Vendors will be offering a variety of items including old tools, tractor and equipment parts old and new, early 1900s household items, cast iron items and tobacco cutters, he said.

The club started when a "bunch of fellows" who had old farm equipment got together to promote the equipment, McKeel said. It is dedicated to education about, and the restoration and preservation of old farm equipment.

"We have a scholarship program through FFA," McKeel said. "We provide four $500 scholarships a year. We are now members of Old Waynesborough Park. We were at Pig in the Park. We have a building and grounds committee. Waynesborough Park has allocated part of the park right there when you go in the front gate. There is a tree line, the area right behind the tree line and the parking lot, they have allotted that area to us.

"We are going to build a building on it in the future. It might be six months from now. It might be a year from now, or two years from now. But I can't see it being any longer than two years. We are raising money for that, too."

Being a non-profit, the organization is also going to try to get grants from the state and other organizations to help with the building project, McKeel said. The club is planning to have a swap meet in September to raise funds for the park project, too.

"It is going to be a museum/meeting place for the club," he said. "Right now we are meeting at Waynesborough Park."

The club meets on the first Thursday night of the month at 7 p.m., except in May and July.

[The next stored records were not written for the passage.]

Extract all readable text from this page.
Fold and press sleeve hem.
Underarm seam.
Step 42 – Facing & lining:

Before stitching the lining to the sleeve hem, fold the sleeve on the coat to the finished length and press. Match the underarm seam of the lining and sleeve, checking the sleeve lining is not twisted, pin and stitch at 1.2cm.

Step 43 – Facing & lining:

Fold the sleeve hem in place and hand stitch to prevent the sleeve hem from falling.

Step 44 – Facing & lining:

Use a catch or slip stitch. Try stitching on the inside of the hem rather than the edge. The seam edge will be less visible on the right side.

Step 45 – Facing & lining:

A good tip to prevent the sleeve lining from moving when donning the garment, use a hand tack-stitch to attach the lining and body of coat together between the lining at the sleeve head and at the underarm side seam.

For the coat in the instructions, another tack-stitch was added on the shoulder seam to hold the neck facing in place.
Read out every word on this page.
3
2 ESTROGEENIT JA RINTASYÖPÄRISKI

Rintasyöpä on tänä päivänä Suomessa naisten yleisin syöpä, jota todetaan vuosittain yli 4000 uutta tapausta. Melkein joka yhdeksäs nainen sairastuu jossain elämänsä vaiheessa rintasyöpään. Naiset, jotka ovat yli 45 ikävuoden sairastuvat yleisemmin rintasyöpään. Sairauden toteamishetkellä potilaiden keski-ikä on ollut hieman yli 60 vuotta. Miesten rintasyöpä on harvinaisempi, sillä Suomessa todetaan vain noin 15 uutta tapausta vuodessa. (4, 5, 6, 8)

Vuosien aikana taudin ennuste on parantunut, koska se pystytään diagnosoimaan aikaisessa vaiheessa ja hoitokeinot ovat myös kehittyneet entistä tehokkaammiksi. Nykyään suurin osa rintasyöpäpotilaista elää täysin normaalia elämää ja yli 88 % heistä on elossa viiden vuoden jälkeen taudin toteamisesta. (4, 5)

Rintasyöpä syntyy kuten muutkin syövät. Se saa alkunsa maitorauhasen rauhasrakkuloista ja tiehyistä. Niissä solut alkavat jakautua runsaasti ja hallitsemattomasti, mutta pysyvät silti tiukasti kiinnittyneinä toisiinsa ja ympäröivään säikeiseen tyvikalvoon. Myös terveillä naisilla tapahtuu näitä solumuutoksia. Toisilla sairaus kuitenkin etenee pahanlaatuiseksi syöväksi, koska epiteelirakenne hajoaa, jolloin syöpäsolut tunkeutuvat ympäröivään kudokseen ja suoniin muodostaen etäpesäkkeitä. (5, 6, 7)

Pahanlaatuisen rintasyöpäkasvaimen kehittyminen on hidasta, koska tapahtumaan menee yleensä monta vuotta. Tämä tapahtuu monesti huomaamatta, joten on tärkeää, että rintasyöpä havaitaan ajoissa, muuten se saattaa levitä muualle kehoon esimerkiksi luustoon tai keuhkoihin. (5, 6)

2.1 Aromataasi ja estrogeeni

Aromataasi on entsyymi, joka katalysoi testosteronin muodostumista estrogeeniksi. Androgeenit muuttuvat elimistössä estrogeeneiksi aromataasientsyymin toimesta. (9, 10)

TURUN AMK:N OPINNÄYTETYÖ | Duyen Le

The May meeting is held on the Thursday prior to the start of Antique Farm Equipment Days. It is not held in July because of a large show in Denton.

The club has members from Apex to Newport to Wilmington to New York, he said.

"We have a real good crowd of people, and we all have an expertise in something whether it be tractors or equipment, motors," McKeel said. "If somebody is looking a part, somebody will know somebody who's got one.

"We have over 100 members, and you do not have to have an old piece of equipment or old machine or anything like that. You just need to have the interest because a lot of people today, all they know is computers. There is no computer nowhere around this stuff. As a matter of fact it (equipment) couldn't be built today, OSHA wouldn't let them."